When \(N\) is very large (or unknown), the FPC vanishes and the formula simplifies to \(n = z_{\alpha/2}^2 p(1-p)/d^2\).

Customer satisfaction survey

A supermarket chain wants to estimate the proportion of satisfied customers among its 50,000 loyalty card holders. Target: margin of error \(\pm 5\%\) at 95% confidence. Using \(p = 0.5\) (most conservative):

\[n = \frac{50000 \times 1.96^2 \times 0.25}{49999 \times 0.05^2 + 1.96^2 \times 0.25} = \frac{48020}{124.998 + 0.9604} \approx 381\]

A sample of 381 customers is needed. Since \(381/50000 = 0.76\%\), the FPC has almost no effect here.

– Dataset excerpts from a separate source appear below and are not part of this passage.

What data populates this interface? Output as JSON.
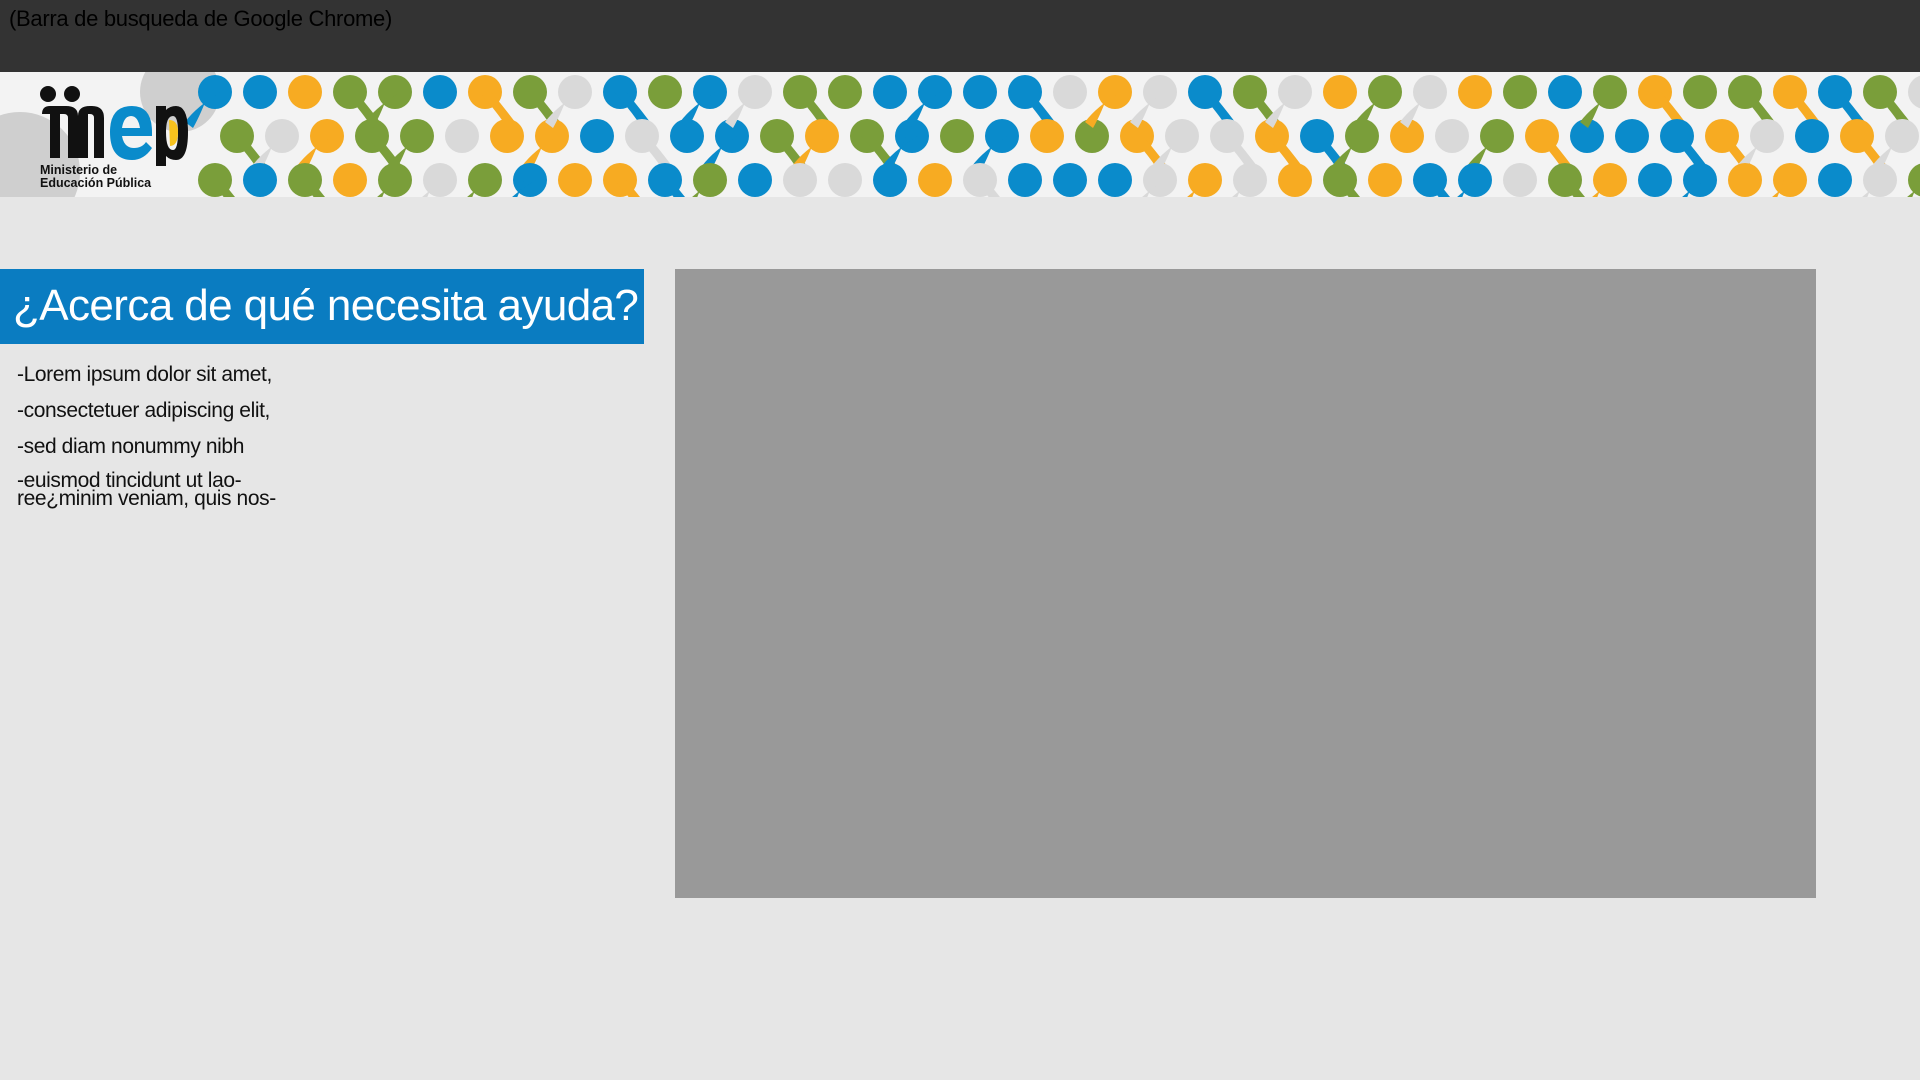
{
  "browser": {
    "bar_label": "(Barra de busqueda de Google Chrome)"
  },
  "banner": {
    "logo": {
      "wordmark": "mep",
      "subtitle_line1": "Ministerio de",
      "subtitle_line2": "Educación Pública"
    },
    "pattern_colors": [
      "#7a9e3a",
      "#0a8bcb",
      "#f7ab22",
      "#d9d9d9"
    ]
  },
  "help": {
    "title": "¿Acerca de qué necesita ayuda?",
    "items": [
      "-Lorem ipsum dolor sit amet,",
      "-consectetuer adipiscing elit,",
      "-sed diam nonummy nibh",
      "-euismod tincidunt ut lao­ree¿minim veniam, quis nos-"
    ]
  },
  "colors": {
    "accent": "#0a7cc1",
    "background": "#e6e6e6",
    "top_bar": "#333333",
    "media_placeholder": "#999999"
  }
}
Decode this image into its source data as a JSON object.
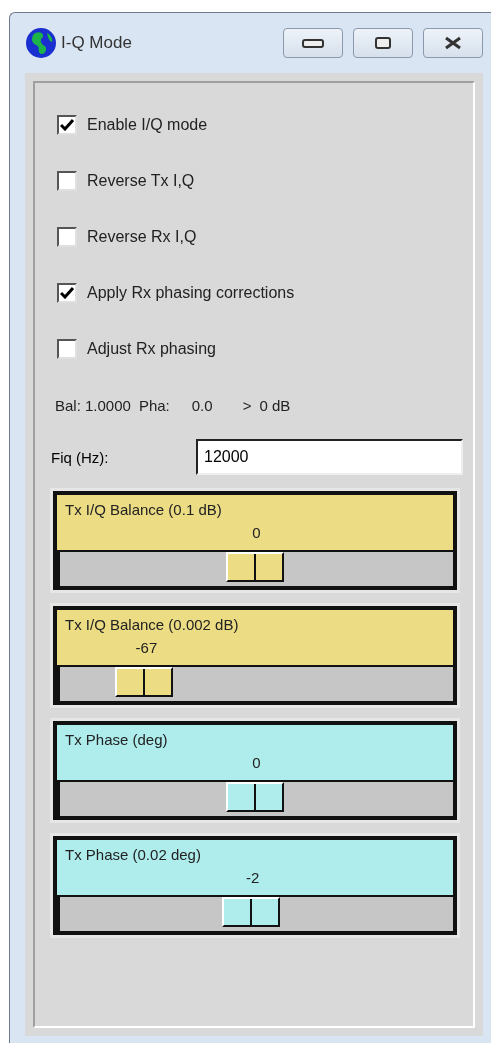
{
  "window": {
    "title": "I-Q Mode"
  },
  "checkboxes": [
    {
      "label": "Enable I/Q mode",
      "checked": true
    },
    {
      "label": "Reverse Tx I,Q",
      "checked": false
    },
    {
      "label": "Reverse Rx I,Q",
      "checked": false
    },
    {
      "label": "Apply Rx phasing corrections",
      "checked": true
    },
    {
      "label": "Adjust Rx phasing",
      "checked": false
    }
  ],
  "status": [
    "Bal: 1.0000",
    "Pha:",
    "0.0",
    ">",
    "0 dB"
  ],
  "fiq": {
    "label": "Fiq (Hz):",
    "value": "12000"
  },
  "sliders": [
    {
      "title": "Tx I/Q Balance (0.1 dB)",
      "reading": "0",
      "level": 0.5,
      "color": "#ecdc84"
    },
    {
      "title": "Tx I/Q Balance (0.002 dB)",
      "reading": "-67",
      "level": 0.22,
      "color": "#ecdc84"
    },
    {
      "title": "Tx Phase (deg)",
      "reading": "0",
      "level": 0.5,
      "color": "#afeded"
    },
    {
      "title": "Tx Phase (0.02 deg)",
      "reading": "-2",
      "level": 0.49,
      "color": "#afeded"
    }
  ]
}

How to select the sample in practice

With a numbered sampling frame, draw the sample using a random number generator. In R:

# Population of N = 1000, sample n = 100 without replacement
set.seed(42)
sample(1:1000, size = 100, replace = FALSE)

# With replacement
sample(1:1000, size = 100, replace = TRUE)

For physical sampling (paper lists, physical units), a random number table or a lottery (numbered slips drawn from a container) achieves the same result.

Advantages and limitations

SRS is unbiased and its standard errors are easy to compute. It is the natural starting point for any sampling design. However, it has practical limitations:

⚠️ SRS is inefficient for heterogeneous populations and impractical without a complete frame

Two main problems:

No complete sampling frame: if you cannot list all population units, you cannot draw a truly random sample. Online surveys, phone polls, and intercept surveys use convenience samples, not SRS.
Heterogeneous populations: if the population has distinct subgroups (age groups, regions, income levels), SRS may over (or under) represent them by chance. Stratified sampling ensures representation of each subgroup and is more efficient.

A sample of 400 people drawn randomly from a country of 40 million may, by chance, include very few elderly or very few rural residents. Stratified sampling prevents this.

💡 When SRS is the right choice

SRS works best when:

A complete, up-to-date sampling frame is available.
The population is relatively homogeneous (low variability between units).
The sample size is small relative to the population (\(n/N < 5\%\)).
Simplicity of implementation matters more than maximum efficiency.

For heterogeneous populations or when certain subgroups must be represented, stratified sampling is more appropriate. For geographically dispersed populations without a complete frame, cluster or multistage sampling is more practical.